What does an advertiser buy? Is it share of market? Not exactly.
When an advertiser places an ad in a b2b magazine, web product, or broadcast media, he or she is buying an opportunity to increase the share of mind that they have with potential buyers of their product or service. An increase in their share of market could and should result from an increase in share of mind but much more is involved.
In order to increase share of market, a marketer of products or services must have the right price, distribution, and product features. With the right ad program, the latter factors have a chance to work. As more buyers know about the existence of a product/company, their examination of the product, price, and availability increases and this leads to increased market share.
I have been in the advertising business for many years. All too often, new advertisers have told me that they will try some ads and if they get the return that they need, they will continue with the ad program. How do you measure success of an ad program?

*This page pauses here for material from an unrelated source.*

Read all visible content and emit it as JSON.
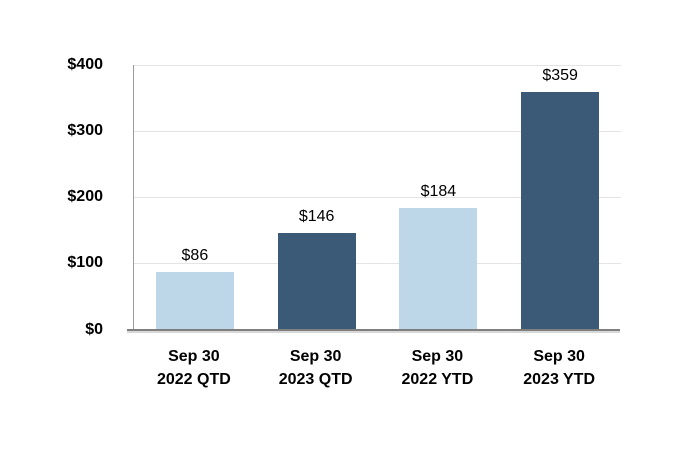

When I first started in this business, a print ad in a trade magazine was expected to generate bingo card inquiries from about .1% of the circulation. With the introduction over the years of toll-free numbers, fax machines, e-mail, and internet, those numbers have obviously shrunken. Even when it was .1%, that was not a good indicator of success.
The only way to measure success of an advertising campaign is to determine that more prospective buyers knew about the product/service being advertised after the campaign than before. Or, that more prospective buyers would consider buying the product after the campaign than before. Or, that more prospective buyers of the advertised product/service were reminded of it and thus had higher potential of buying.
These are all measures of share of mind. Increasing share of mind is what advertising will do!